A. Don’t suffer in silence and in isolation! Find someone you can trust and describe what’s going on inside your head, even if it sounds a bit silly in the telling. Be sure you open up to someone who is non-judgmental and a really good listener. Let him/her know how painful your daily journey is. If possible, create a team dedicated and committed to your ultimate healing (parents, siblings, and even a good and close friend, etc.). Check out the new BDD website at IOCDF launched a year ago. There is something there for everyone — sufferer, parent, sibling, educator and professional. Invite your team to consult this rich resource too. Be sure your therapist/counselor/psychiatric/psychologist knows something about BDD and is well read and well trained in the treatment protocol. Strongly suggest that your family read the most recent literature about BDD, starting with Katharine Phillips’ book The Broken Mirror. Let them know that there are now specific treatment protocol manuals available, including one co-authored by Sabine Wilheim. But more importantly, try to understand that your brain is physically broken and that is why you are experiencing what you are experiencing. The bio-chemical process is physically responsible for the perceptional distortion. And don’t forget to add into the mix daily meditation, regular exercise, and good nutrition as ways to help support your efforts to heal. Let your personal mantra be, “I can do this. We can do this. I’m not alone. We are a team working together so I can heal. I deserve to be well and whole and complete in life!”

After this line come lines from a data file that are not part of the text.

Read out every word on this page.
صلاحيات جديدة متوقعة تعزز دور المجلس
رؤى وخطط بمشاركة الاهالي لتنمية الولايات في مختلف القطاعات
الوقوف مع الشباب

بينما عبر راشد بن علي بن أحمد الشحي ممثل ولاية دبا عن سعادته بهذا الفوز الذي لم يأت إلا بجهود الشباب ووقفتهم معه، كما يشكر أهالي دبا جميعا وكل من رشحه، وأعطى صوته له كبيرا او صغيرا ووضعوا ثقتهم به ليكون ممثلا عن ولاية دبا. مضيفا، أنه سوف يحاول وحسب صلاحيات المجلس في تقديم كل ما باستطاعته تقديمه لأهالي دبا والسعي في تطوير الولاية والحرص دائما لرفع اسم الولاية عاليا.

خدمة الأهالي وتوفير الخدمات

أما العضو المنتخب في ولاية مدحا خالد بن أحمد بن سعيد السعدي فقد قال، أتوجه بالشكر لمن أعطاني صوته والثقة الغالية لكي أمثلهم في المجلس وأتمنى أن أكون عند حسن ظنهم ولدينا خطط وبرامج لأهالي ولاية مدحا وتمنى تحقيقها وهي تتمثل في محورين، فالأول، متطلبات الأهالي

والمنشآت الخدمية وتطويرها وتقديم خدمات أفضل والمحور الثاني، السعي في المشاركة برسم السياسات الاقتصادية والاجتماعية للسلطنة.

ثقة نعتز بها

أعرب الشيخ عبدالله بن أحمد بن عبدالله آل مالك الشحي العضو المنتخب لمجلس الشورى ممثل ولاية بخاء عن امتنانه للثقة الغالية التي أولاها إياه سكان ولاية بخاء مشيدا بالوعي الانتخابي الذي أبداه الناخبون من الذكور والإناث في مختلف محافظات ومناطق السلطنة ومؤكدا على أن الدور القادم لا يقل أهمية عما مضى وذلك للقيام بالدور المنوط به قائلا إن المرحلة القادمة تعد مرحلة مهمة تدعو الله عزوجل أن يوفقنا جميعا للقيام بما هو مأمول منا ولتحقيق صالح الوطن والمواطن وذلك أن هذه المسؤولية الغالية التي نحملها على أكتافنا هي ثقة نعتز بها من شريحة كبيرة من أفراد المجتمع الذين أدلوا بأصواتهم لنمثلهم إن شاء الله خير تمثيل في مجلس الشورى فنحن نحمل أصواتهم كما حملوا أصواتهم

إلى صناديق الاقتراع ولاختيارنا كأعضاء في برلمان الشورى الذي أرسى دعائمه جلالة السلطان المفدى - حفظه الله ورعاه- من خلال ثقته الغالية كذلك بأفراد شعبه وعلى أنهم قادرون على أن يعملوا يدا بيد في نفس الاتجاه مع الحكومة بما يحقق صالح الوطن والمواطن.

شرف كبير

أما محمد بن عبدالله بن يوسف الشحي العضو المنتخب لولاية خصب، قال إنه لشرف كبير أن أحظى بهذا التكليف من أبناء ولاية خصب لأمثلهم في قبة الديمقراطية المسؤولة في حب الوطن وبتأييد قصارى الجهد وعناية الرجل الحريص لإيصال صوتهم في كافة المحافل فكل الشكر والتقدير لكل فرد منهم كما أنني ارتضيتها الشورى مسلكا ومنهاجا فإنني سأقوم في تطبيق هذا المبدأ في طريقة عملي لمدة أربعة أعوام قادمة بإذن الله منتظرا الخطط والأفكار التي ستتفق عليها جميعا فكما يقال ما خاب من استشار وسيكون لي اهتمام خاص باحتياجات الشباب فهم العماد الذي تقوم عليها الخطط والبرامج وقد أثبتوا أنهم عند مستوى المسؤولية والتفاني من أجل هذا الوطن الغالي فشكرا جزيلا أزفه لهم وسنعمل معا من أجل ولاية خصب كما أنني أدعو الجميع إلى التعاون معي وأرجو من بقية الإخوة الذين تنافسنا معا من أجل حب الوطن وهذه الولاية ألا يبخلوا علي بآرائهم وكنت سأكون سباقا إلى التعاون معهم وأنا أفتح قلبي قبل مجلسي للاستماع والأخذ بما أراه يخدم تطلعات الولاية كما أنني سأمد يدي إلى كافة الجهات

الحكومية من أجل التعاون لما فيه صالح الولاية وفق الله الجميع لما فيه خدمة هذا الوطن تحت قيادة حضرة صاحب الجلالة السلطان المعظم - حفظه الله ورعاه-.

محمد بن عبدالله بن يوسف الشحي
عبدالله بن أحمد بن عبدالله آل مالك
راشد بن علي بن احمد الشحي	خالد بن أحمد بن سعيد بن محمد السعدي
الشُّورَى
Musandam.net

Q. How can people get involved in spreading awareness?
A. Getting the word out is not easy. If BDD affects 2% of the population, there is a good likelihood that someone in your life is impacted by this awful illness and is suffering immensely because of it on a daily basis. And worse still, no one knows! It is the personal story of one sufferer who did not deserve to suffer so cruelly. Let my awareness efforts inspire others to do something rather than feel victimized. Join the annual IOCDF 1,000,000 steps for OCD Awareness Walks in June. Can’t make it to Boston? Create your own awareness walk. No matter how small the team or the event, when you connect with other walkers physically or virtually, the community of supporters becomes larger and awareness grows incrementally, a step at a time. That is how all journeys begin and move forward. Moving forward beats staying still and stagnant. For me, it is definitely the ultimate balm for body, mind, spirit, and soul.
Q. If you could offer just one piece of advice to someone with OCD or BDD, what would it be?
A. Please seek help! And remember, you are not alone! There are folks out there who want to help and can!